The widespread distribution of backdoors mainly infects computers running the Microsoft Windows operating system. However, many of the less common parasites are designed to work in various fields, such as the Mac operating system [1].

The backdoor allows hackers to treat the infected computer as if they were their own PC and use it for various malicious purposes or even criminal activity. In most cases, it is really difficult to figure out who is controlling the parasite. In fact, backdoors are very difficult to detect. They can violate user privacy for months or even years until the user notices them. An attacker can use a loophole to find out everything about a user, obtain and reveal invaluable information such as passwords, logins, credit card numbers, exact bank account details, valuable personal documents, contacts, interests, web browsing habits, and more. Backdoors can be used for destructive purposes. If a hacker was unable to obtain some valuable and useful information from the infected computer, or has already stolen it, in the end, he can destroy the entire system in order to destroy his tracks. This means that all hard drives will be formatted and all files on them will be permanently deleted.
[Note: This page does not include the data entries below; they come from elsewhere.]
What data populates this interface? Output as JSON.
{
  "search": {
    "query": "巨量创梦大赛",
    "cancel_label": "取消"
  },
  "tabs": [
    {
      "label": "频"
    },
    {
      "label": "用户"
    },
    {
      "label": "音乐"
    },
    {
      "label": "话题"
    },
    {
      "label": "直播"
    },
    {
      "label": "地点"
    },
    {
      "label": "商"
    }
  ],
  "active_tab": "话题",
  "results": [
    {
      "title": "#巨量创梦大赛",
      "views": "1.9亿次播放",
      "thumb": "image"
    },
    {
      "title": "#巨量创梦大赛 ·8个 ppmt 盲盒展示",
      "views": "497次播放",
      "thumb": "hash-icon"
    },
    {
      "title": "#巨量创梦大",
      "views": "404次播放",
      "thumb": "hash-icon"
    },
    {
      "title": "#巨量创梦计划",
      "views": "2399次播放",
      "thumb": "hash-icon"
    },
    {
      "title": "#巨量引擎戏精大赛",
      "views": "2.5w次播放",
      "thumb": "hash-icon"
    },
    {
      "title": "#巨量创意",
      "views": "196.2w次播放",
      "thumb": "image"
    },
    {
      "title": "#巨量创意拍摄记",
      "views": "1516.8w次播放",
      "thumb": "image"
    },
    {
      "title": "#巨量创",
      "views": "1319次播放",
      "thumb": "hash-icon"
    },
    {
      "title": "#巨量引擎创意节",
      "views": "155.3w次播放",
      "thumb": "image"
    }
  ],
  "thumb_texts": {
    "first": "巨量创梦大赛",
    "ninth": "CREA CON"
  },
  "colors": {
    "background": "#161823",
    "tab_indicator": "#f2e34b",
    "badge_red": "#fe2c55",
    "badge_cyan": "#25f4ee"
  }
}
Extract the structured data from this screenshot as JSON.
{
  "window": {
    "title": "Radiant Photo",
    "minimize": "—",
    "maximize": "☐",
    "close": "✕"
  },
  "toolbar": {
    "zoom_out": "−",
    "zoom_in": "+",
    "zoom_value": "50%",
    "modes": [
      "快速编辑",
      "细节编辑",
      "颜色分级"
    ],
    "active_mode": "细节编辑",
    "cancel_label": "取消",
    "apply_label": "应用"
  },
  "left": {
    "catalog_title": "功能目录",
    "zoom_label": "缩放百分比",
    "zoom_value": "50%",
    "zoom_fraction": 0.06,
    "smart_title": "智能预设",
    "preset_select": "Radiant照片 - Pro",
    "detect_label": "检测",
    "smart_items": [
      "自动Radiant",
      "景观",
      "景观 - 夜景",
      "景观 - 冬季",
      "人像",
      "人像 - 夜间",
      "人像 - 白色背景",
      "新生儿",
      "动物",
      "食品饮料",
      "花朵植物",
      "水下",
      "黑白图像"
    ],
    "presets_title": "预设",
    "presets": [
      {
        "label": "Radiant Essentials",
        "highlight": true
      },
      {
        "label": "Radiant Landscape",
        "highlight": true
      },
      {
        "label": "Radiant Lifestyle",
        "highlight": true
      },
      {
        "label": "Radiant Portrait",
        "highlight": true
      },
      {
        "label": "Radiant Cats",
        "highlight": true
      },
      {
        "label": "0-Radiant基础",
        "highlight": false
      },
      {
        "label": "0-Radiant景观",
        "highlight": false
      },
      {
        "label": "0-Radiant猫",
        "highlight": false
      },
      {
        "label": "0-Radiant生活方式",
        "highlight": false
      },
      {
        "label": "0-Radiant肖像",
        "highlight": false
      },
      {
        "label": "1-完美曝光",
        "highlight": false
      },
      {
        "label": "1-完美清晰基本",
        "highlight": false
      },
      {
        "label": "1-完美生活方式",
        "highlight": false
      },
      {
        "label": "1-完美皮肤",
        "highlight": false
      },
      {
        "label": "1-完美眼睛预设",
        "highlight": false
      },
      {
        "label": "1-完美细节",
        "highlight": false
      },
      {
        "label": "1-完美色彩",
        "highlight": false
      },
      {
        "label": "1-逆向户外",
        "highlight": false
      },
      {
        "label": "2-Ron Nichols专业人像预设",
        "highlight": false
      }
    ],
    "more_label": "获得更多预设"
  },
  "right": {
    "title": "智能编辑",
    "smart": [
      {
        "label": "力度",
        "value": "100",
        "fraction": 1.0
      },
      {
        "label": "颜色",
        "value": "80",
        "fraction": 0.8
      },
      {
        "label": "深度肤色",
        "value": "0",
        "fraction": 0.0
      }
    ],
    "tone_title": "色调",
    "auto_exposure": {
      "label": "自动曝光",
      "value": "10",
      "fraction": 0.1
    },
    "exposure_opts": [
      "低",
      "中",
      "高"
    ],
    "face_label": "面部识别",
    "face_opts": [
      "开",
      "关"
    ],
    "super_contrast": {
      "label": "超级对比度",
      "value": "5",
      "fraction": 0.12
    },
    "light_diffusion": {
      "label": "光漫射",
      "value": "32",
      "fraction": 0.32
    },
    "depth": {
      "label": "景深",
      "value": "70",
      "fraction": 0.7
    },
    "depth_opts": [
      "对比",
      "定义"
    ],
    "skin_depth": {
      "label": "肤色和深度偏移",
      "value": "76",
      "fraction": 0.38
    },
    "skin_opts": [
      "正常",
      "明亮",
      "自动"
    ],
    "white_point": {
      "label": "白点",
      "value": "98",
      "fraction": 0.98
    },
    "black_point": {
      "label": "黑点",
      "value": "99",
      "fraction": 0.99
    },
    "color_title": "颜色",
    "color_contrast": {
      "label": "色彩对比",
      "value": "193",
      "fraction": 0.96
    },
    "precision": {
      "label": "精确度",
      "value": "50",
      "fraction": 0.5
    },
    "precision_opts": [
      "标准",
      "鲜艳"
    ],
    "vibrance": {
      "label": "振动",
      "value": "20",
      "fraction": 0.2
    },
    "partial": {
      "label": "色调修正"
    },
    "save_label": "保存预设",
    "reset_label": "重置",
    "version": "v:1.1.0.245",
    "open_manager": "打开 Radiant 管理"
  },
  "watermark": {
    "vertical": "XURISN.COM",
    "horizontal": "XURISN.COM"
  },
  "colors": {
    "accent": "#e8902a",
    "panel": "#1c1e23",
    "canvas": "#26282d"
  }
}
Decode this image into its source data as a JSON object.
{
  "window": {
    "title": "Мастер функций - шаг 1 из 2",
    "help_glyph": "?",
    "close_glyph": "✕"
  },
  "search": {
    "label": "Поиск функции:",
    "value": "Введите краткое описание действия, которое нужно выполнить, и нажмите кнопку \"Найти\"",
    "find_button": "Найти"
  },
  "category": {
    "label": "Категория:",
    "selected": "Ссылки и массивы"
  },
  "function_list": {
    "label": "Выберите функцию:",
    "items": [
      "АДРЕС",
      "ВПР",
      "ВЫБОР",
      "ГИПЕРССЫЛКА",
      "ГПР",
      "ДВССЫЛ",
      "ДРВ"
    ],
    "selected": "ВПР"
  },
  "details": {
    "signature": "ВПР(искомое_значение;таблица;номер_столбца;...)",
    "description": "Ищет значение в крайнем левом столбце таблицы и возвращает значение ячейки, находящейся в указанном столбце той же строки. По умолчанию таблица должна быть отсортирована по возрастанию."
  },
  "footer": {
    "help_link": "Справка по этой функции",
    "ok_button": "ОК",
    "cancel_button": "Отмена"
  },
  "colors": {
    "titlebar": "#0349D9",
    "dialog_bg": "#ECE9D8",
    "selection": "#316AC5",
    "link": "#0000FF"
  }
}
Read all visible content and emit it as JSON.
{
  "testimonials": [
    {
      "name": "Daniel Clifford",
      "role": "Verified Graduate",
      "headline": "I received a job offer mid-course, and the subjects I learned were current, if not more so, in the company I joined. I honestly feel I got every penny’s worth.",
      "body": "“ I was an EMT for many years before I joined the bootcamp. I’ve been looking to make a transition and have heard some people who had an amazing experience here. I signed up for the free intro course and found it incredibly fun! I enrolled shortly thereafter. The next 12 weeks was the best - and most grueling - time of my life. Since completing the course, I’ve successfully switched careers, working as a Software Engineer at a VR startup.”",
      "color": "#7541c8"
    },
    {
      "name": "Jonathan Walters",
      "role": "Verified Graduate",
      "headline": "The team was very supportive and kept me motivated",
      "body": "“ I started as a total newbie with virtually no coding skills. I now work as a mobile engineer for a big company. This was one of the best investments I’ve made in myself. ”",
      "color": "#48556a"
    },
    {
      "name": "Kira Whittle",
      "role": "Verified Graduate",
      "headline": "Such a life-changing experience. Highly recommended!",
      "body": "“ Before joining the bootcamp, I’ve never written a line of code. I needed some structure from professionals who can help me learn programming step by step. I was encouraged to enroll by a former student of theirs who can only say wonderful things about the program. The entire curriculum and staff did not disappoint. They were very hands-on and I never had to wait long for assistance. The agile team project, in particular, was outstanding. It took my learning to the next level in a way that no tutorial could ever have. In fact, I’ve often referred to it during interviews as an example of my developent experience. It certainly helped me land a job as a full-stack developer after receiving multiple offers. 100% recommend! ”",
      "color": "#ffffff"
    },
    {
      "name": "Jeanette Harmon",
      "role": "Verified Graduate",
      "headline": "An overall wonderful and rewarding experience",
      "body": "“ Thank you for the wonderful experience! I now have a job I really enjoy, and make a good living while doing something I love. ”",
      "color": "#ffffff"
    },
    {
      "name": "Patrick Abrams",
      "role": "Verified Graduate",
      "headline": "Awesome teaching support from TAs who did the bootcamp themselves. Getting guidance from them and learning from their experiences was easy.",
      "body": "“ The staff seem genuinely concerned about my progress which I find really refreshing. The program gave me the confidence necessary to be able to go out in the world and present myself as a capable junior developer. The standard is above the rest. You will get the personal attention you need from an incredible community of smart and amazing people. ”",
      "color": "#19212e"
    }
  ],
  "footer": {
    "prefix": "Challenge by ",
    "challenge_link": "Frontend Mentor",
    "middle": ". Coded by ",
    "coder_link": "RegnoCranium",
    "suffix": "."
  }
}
When the backdoor finds the path to the system, it calls the following actions:

- allows an attacker to create, delete, rename, copy or edit any file, execute various commands, change any system settings, modify the Windows registry, launch, monitor and eliminate applications, install other software;

- allows a hacker to control the hardware devices of the computer, change the settings related to shutdown or restart of the computer without permission;

- steals personal information, valuable documents, passwords, logins, identity data, user activity logs and monitors web browsing habits;

- records button presses and takes screenshots. In addition, it sends the collected data to certain email addresses, uploads it to a specified FTP server or transmits it via an Internet connection to remote hosts;

- infects files, installed applications and damages the entire system;

- distributes infected files to remote computers with some security vulnerabilities, performs attacks against hackers on remote hosts;

- installs a hidden FTP server that can be used by malefactors for various illegal purposes [2].

There are many different backdoors. The following examples illustrate how functional and extremely dangerous these parasites can be.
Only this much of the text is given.